August 10- the hardest part. From the itinerary: Challenging - Strenuous. An easy start on tarmac to Castle Rock. There are some challenging climbs, including reaching the summit of Great Hangman - which at 1,043 feet (318 m) is the highest point of the South West Coast Path.
An easy start on tarmac to Castle Rock turns to grassy clifftops, which then lead to the spectacular rock formations of The Valley of Rocks. This is part of R. D. Blackmore’s Lorna Doone territory and the landscape is so extraordinary that legend has explained its origin as the acts of the Devil. From here there are some challenging climbs, including reaching the highest point of the South West Coast Path, and lovely views along beautiful stretches following the edge of the land, away from civilisation.
Highlights
Rounding a corner to see Castle Rock towering above Wringcliff Bay as the Path enters the famous Valley of Rocks.
The jagged tor known as Rugged Jack. Local legend has it that some Druids were inappropriately dancing here on a Sunday and were turned to stone by the Devil.
Taking in the breathtaking views of Exmoor, the Welsh coast and Lundy from the highest point on the South West Coast Path: Great Hangman standing at 1043 feet.
The hanging oakwoods around Woody Bay, protected as a Site of Special Scientific Interest and home to Red Deer and a wide variety of birds.
Enjoying the many cliff top flowers, especially the abundance of bluebells, campions, violets, celandines and primroses present in the springtime.
Searching for the herd of feral goats that inhabit the cliffs.
Hollow Brook: one of the highest waterfalls in Britain which drops 200 metres to the sea.
The fantastic names of rock formations such as Rugged Jack and the Devil’s Cheesewring, home to R. D. Blackmore’s Mother Meldrum.
The sense of achievement on reaching the village of Combe Martin after the many steep ascents and descents of the day.
13.7 miles- actual mileage 15
Elevation gain 3,069
The weather was glorious! Sunny with a slight breeze on the open parts of the coast. The morning started in doubt for the day- the tape I used to hold my bandaid test ripped off a part of my skin near my ankle. It started to get quasi infected during the night. I was able to jury rig something to protect it, but I would soon know if I was going to walk or take the bus to Combe Martin.
Note to self- don't use this tape. Get more lambs wool and blister plasters. Consider different boots...
I would probably not stay at the Captains house again- 30% more expensive than other places and not reflected in what is offered. For example- no shampoo- ended up using anti-microbial hand soap. Also the butter was past its freshness date. No curtains and my window was on street level- glass curtains are fine during the day, but not at night and nothing to keep the early sun out....
It was nice to see Lynmouth in the morning- the path took me back to the river mouth and then immediately up the first steep hill of the day, along the vernacular.
There were cute little statues near the top of elves and Gnomes. I missed the first turn off and actually did more uphill than was necessary- luckily realizing it quickly.

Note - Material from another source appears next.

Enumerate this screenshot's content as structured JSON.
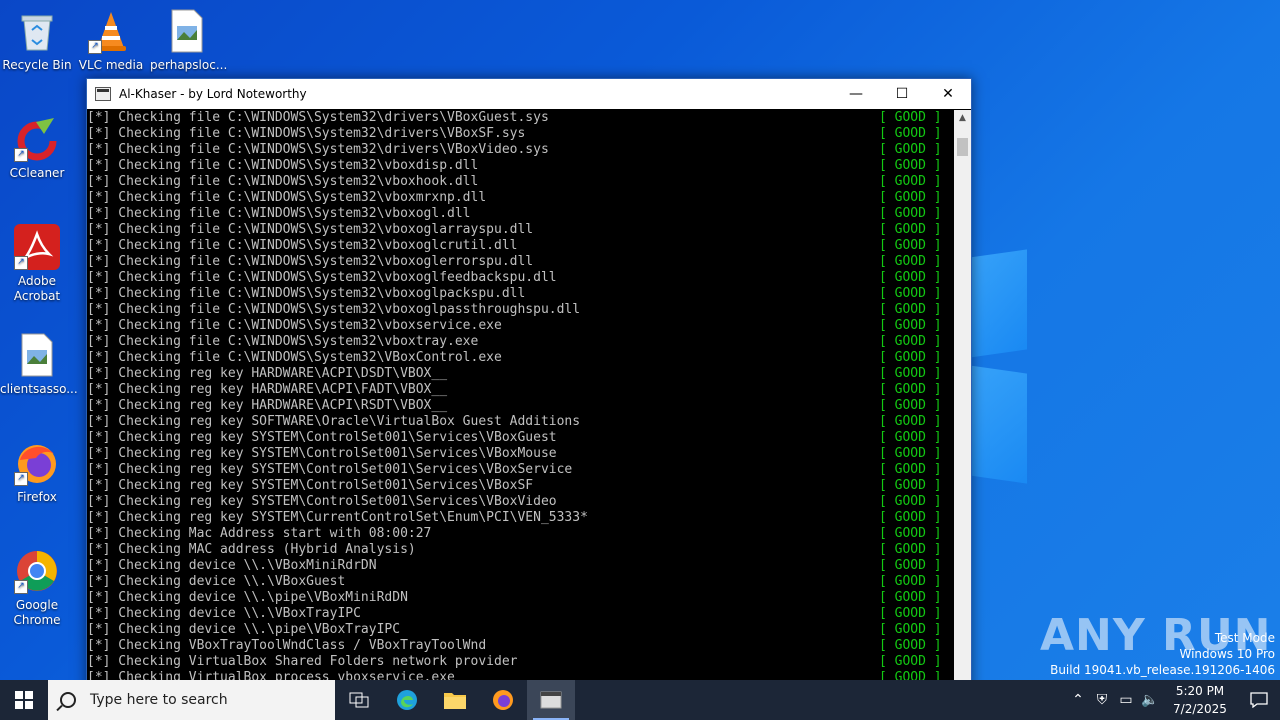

It was just as I got back on the path that I realized I needed to either redo my bandaids or call a taxi to Combe Martin. The bandaids were only starting to slip and I needed to add another one- I was able to jury rig using different Nexus tape. I stopped and sat on the ground at this gate to fix it.
And then continued to the valley of the rocks which was quite an experience. What an interesting place - the rock pillars,
the view of the ocean and Wales, and the feral goats, that were so tame they walked right by on the trail.
After the goats the trail continued along the coast until getting to Castle Rock
And the Lee Abbey estate and grounds.
Then the path continued back in the forest and over several streams
Until getting to the next big descent and ascent.
And now I am half way and it's time for lunch on a small rock outcrop. There were a lot of flies, so the advantage of the outcrop was a lot of wind, keeping the fly problem at bay. I took off my boots and the rocks acted as natural massage balls. Somehow the new tape was keeping my bandages in place and I was able to walk without too much pain.
After lunch I continued on relatively even ground where I saw several caterpillars
And towards the final, and biggest, descent/ascent of the day - Great Hangman. Going down was harder than up - I was walking very slowly due to my feet and my toenails that were bruised the first day. It was getting quite warm, so was glad to have extra water. Going up actually didn't seen to bad.
The top had a big cairn and beautiful view. Best of all, Combe Martin was visible in the near distance.
There was a gentle downhill into the town. The last 3/4 mile seemed like 34 miles until I finally arrived at the seaside town of Combe Martin. There were some strange very tall trees on the horizon. I found the Oxford Couple at the bus stop on my way to the B&B.
Tonight was at theNewberry Beach Lodge that was rather eclectic with a full sized mermaid in the window next to mine. Yet again I forgot to take a picture of the room.
Dinner was at The Pack of Cards - a pub that is supposed to be in the shape of a pack of cards. It was built on a bet by the losing party. Anyway, I had a child's platter of pasta and a cider before returning to the hotel for an early night.